Two Michigan Voters File Federal Lawsuit to Remove Democratic Candidate from Primary Ballot Because She Has Unpaid Campaign Finance Fines

On July 6, two voters in Detroit filed a federal lawsuit to disqualify Brenda Jones from the Democratic primary ballot for U.S. House, 13th district.

Michigan election law, sec. 168.558(4), requires candidates to swear that they have no unpaid campaign finance fines, and the lawsuit alleges that Jones does have such unpaid fines, but that she committed perjury when she signed the statement saying she does not have such outstanding fines.

Here is the Complaint in Davis v Wayne County Election Commission, e.d., 2:20cv-11819. The primary is August 4. The ballots have already been printed. The plaintiffs ask that votes for Jones not be counted.

The lawsuit is barred by the fact that Jones is running for federal office, and if a state law were enforced for a federal candidate relating to campaign finance, it would be unconstitutional on qualifications grounds. Thanks to Thomas Jones for this news.

U.S. Supreme Court Rules that States May Replace or Punish Presidential Electors Who Vote for Someone Other than the Person who Carried the Popular Vote in that State

On July 6, the U.S. Supreme Court released its opinions in Chiafalo v Washington and Colorado Department of State v Baca, numbers 19-608 and 19-465. The Court ruled unanimously that states can replace or punish presidential electors who vote for someone other than the candidate who carried the popular vote in that state.

The decision is by Justice Elena Kagan, who said the Constitution is silent on the question. The only precedent she cited is Ray v Blair, 343 U.S. 214 (1952).
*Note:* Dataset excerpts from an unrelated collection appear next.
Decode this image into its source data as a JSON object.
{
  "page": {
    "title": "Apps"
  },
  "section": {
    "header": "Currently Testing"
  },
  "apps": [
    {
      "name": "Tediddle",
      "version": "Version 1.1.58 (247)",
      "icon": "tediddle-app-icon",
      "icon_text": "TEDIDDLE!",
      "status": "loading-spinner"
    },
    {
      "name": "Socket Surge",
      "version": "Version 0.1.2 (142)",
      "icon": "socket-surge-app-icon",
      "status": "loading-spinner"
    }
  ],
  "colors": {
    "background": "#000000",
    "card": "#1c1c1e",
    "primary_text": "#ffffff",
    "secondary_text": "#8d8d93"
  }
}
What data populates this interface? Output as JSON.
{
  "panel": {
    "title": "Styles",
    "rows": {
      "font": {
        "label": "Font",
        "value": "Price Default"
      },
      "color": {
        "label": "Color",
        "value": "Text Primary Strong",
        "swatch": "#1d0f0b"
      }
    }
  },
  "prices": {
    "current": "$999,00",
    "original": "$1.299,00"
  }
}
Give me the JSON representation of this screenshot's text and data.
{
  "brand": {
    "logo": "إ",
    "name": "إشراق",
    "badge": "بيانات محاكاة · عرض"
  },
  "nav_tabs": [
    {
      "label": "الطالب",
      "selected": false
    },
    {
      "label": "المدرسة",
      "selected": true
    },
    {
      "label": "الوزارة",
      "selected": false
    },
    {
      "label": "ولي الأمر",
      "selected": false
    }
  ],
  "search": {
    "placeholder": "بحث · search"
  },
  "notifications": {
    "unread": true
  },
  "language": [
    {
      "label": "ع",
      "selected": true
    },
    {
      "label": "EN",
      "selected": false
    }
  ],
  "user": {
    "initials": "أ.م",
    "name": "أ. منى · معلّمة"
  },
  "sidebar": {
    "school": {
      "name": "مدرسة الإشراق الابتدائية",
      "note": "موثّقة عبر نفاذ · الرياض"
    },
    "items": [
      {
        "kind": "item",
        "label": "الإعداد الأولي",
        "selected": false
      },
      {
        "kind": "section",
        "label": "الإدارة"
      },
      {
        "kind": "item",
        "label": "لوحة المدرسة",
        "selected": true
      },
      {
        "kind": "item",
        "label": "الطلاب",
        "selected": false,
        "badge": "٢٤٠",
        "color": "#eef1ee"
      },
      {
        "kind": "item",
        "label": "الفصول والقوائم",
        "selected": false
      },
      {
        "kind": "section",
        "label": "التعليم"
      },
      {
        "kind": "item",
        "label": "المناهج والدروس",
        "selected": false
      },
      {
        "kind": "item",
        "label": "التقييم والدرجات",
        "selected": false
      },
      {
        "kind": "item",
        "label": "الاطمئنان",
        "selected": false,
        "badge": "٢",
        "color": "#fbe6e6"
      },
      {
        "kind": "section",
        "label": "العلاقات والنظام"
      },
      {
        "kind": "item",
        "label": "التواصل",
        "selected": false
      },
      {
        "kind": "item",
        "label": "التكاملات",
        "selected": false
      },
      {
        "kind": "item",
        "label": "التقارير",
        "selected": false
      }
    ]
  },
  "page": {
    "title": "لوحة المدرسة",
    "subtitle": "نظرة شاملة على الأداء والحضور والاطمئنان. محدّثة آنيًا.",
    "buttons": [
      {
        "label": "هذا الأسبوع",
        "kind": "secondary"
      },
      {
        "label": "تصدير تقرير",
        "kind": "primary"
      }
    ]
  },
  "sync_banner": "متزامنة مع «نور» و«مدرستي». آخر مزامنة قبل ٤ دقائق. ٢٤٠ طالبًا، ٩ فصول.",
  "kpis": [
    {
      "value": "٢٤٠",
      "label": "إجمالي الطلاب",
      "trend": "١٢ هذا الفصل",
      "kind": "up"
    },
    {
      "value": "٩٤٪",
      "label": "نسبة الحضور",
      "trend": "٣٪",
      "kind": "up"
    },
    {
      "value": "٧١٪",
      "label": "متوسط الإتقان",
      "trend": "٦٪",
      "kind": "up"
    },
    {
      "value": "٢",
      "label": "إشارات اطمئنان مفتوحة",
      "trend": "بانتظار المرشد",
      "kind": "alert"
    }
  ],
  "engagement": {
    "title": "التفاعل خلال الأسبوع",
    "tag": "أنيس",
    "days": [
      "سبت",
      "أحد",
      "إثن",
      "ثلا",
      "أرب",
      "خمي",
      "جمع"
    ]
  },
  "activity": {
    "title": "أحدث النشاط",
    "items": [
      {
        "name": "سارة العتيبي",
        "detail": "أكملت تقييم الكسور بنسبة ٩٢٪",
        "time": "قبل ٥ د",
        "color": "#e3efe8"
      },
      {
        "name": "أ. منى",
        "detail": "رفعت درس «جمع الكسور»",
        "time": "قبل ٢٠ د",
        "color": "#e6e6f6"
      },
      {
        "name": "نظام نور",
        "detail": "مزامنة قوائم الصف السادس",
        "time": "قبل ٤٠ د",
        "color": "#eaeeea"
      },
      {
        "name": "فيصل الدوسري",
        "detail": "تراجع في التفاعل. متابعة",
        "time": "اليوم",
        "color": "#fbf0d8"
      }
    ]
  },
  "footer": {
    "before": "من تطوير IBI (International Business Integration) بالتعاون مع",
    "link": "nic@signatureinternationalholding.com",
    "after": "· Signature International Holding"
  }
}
But that case was over whether a political party had the right to exclude from its primary ballot the names of candidates for presidential elector who wouldn’t sign a pledge prepared by the party, that they would vote for the popular vote winner. At the time, the Alabama Democratic Party chose presidential elector nominees in its primary. No state does that any longer. The decision is only 18 pages.

Justices Clarence Thomas and Neil Gorsuch agreed with the outcome, but they would have upheld the state laws on Tenth Amendment grounds. Here is the Washington state opinion.

Here is a one-paragraph decision in the Colorado case.

Under the literal language of the laws of these two states, the electors would be forced to vote for a deceased candidate. Footnote 8 mentions this problem and says states are of course free to write laws dealing with this.

Fourth Circuit Upholds North Carolina March 3 Petition Deadline for Independent Candidates

On July 6, the Fourth Circuit issued an opinion in Buscemi v Bell, 19-2355, a North Carolina ballot access case. The Fourth Circuit said the March 3 petition deadline for independent candidates, even presidential candidates, is constitutional. This completely contradicts the U.S. Supreme Court opinion Anderson v Celebrezze, 460 U.S. 780, which struck down Ohio’s independent presidential petition deadline of March 20. Furthermore in the Ohio case, only 5,000 signatures were required; but in North Carolina in 2020, independent candidates need 70,666 signatures.

The decision does not mention Anderson v Celebrezze’s holding. Nor does it mention Anderson v Morris, 636 F.2d 55 (1980), in which the Fourth Circuit invalidated the Maryland independent petition deadline, which by coincidence was also March 3. The Fourth Circuit now says it is constitutional to put the independent candidate deadline on the date of the primary, or the day before. That may be true for independent candidates for non-presidential office, but it is not true for presidential independent candidates. If that were true, it would have been constitutional in 2008 for New Hampshire to have had an independent presidential petition deadline of January 8.

The decision also upholds the number of signatures, even though it is a number six times as high as the number of signatures for a new party. In 2004 a U.S. District Court in North Carolina ruled that it is unconstitutional for a state to require more signatures for a statewide independent candidate than for a new party. DeLaney v Bartlett, 370 F.Supp.373 (m.d.). The new Fourth Circuit opinion does not mention DeLaney v Bartlett. The decision also does not mention a 1980 decision of the eastern district of North Carolina, Greaves v State Board of Elections, 508 F.Supp.78, which struck down the April 25 deadline for independent candidates for all office.

Nor does the decision mention the U.S. Supreme Court opinion Mandel v Bradley, 432 U.S. 173, which said that early non-presidential independent deadlines are unconstitutional if the historical record shows that few independent candidates ever qualify. In the entire history of North Carolina government-printed ballots, only once has any independent statewide candidate ever qualfied.

The decision is by Judge Barbara Keenan, an Obama appointee; and signed by Judge Diana Gribbon Motz, a Clinton appointee; and Pamela Harris, an Obama appointee.